Na segunda-feira, o governador de São Paulo, João Doria (PSDB), disse em entrevista à CNN Brasil que se arrependia de ter votado em Bolsonaro no segundo turno.
Professor de filosofia e autor de livros conservadores, Francisco Razzo foi outro a anunciar arrependimento por sua opção pró-Bolsonaro em artigo ao jornal paranaense Gazeta do Povo, no último dia 11.
“Eu sou parte da sociedade civil que estava incomodada com a hegemonia do PT. Meu voto foi útil e pragmático. Tive um sentimento inconsequente”, afirmou à Folha Razzo, influente em círculos conservadores. Ele diz que deveria ter votado nulo.
Autor dos livros “Contra o Aborto” e “A Imaginação Totalitária” (ambos da ed. Record), Razzo diz que há várias vertentes no conservadorismo, e por isso é errado achar que apenas a esposada por Bolsonaro e Olavo é verdadeira.
“O conservadorismo não é uma formação monolítica”, afirma Razzo. “Esse conservadorismo do Bolsonaro escolhe a figura de um líder como condutor da nação. Acho errado chamá-lo de fascista, mas é um conservadorismo que usa o poder do Estado para triunfar”, afirma.
Isso se traduz, de acordo com Razzo, em atitudes como o assédio aos demais Poderes e à imprensa.
“Muitas gente no conservadorismo ainda não entendeu o perigo que o Bolsonaro representa para as instituições”, diz.
O fato de ter se unido às manifestações em meio à pandemia, segundo Razzo, é apenas um elemento a mais num processo de distanciamento de uma parte do conservadorismo do presidente.
Igualmente grave, para ele, é o risco de que isso desacredite todo o movimento.
“Ele vai produzir a imagem de que a esquerda tinha razão, de que conservador é tudo fascista”, afirmou.
Outro expoente conservador crítico ao presidente é o escritor e filósofo Martim Vasques da Cunha, autor de “A Tirania dos Especialistas”, (editora Civilização Brasileira).
“Bolsonaro é um sujeito preocupado somente com sua sobrevivência política, não com um projeto de país. Usa agitação para criar uma cortina de fumaça, com o intento de distrair a população da sua incompetência como presidente”, disse ele ao site da Unisinos em março do ano passado.
O presidente vem perdendo apoio gradualmente entre partes da direita incomodadas com seu estilo de governo e frustradas com a falta de resultados concretos de sua gestão.
Já no início de seu governo saíram do barco grupos como o MBL (Movimento Brasil Livre) e liberais do grupo Livres. Depois foi a vez de políticos como os ex-ministros Gustavo Bebianno (morto no último dia 14) e Carlos Alberto dos Santos Cruz e deputados como Joice Hasselmann (PSL-SP) e Alexandre Frota (PSDB-SP).

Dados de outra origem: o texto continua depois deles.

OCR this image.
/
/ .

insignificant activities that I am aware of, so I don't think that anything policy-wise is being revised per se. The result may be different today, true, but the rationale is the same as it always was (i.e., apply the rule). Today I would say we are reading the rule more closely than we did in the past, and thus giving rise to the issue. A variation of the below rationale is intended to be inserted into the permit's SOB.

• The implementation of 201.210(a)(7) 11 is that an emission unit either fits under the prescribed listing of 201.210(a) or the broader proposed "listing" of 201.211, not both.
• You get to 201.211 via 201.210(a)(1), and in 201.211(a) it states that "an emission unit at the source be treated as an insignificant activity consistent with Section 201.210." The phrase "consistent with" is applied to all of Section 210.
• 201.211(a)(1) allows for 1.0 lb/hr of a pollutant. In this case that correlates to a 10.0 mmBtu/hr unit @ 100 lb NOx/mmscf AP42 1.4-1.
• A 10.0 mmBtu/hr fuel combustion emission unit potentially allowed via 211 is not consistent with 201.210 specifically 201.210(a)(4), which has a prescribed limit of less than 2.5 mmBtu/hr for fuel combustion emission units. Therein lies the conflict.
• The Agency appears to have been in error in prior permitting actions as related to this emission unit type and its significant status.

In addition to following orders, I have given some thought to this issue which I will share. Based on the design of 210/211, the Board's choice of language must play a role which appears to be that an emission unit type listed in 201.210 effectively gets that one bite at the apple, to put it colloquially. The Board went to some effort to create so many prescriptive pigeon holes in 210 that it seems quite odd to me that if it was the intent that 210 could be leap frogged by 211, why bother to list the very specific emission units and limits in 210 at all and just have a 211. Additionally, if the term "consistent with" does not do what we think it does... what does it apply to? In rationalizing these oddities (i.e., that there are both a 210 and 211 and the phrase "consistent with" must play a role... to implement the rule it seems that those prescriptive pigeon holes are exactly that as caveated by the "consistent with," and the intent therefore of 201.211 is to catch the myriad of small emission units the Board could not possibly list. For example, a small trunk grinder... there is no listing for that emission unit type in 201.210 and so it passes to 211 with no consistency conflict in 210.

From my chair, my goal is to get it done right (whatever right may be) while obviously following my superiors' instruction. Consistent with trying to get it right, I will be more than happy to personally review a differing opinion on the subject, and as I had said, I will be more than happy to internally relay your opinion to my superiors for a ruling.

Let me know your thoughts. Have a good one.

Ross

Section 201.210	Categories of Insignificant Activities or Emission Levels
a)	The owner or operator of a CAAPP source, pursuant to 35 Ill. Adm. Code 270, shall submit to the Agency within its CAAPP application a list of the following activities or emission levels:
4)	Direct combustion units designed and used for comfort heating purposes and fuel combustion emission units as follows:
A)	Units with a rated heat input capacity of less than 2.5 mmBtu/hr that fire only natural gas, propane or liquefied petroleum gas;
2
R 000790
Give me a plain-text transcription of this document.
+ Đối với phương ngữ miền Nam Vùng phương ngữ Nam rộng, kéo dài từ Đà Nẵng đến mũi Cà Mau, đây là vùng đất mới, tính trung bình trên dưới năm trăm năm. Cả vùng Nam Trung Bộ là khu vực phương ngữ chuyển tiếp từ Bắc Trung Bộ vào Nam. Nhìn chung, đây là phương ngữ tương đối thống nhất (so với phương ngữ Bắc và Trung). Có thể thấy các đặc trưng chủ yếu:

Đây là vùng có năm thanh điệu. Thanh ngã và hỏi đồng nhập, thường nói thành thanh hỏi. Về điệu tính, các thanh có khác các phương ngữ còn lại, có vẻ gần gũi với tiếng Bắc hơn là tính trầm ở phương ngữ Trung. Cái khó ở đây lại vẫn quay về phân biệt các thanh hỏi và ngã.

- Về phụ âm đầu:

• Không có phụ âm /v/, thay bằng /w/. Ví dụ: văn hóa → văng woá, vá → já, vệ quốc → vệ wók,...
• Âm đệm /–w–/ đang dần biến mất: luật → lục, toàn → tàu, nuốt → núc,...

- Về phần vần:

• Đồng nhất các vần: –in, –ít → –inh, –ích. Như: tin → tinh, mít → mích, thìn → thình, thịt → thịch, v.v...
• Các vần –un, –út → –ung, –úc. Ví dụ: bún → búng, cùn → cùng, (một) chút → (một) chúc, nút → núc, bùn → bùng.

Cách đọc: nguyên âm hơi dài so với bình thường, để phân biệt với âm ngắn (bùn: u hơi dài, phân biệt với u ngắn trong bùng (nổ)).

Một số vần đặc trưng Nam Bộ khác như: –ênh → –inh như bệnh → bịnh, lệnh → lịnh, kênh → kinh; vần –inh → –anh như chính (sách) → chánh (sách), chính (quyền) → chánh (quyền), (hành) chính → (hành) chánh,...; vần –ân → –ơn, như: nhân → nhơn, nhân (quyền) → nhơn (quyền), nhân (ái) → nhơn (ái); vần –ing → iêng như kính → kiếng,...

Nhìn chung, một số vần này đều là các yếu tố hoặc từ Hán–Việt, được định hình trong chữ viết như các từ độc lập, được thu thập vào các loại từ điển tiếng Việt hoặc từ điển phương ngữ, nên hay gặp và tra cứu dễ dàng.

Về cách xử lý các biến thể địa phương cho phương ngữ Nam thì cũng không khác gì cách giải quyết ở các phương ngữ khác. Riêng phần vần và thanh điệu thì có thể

Houve ainda a alienação de diversos governadores que eram próximos ao presidente, casos de Doria e Wilson Witzel (PSC-RJ).
No fim de semana, um dos mais próximos de Bolsonaro, Ronaldo Caiado (DEM-GO), tomou atitude oposta à do presidente: saiu às ruas para impedir manifestação em razão da pandemia.
O presidente ainda tem amplo apoio entre conservadores, especialmente em segmentos influentes como evangélicos, ruralistas e profissionais da área de segurança.
Diversos movimentos que pipocaram nos estados defendendo bandeiras conservadoras seguem com ele, além de youtubers e tuiteiros influentes nas redes sociais. Mas há fissuras no que sempre pareceu de uma solidez perfeita.
Segundo um acadêmico conservador ouvido pela Folha, Bolsonaro e Olavo têm incomodado parte da direita pelo personalismo.
Eles não seriam, segundo essa visão, conservadores clássicos, de caráter reformista, que veem as mudanças na sociedade de maneira incremental e cuidadosa.
Bolsonaro seria, ao contrário, um reacionário, que usa o poder do Estado para implementar à força sua agenda.
A aposta do presidente parece clara: radicalizar sua base fiel em tempos de turbulência. A dúvida é o tamanho que ela terá.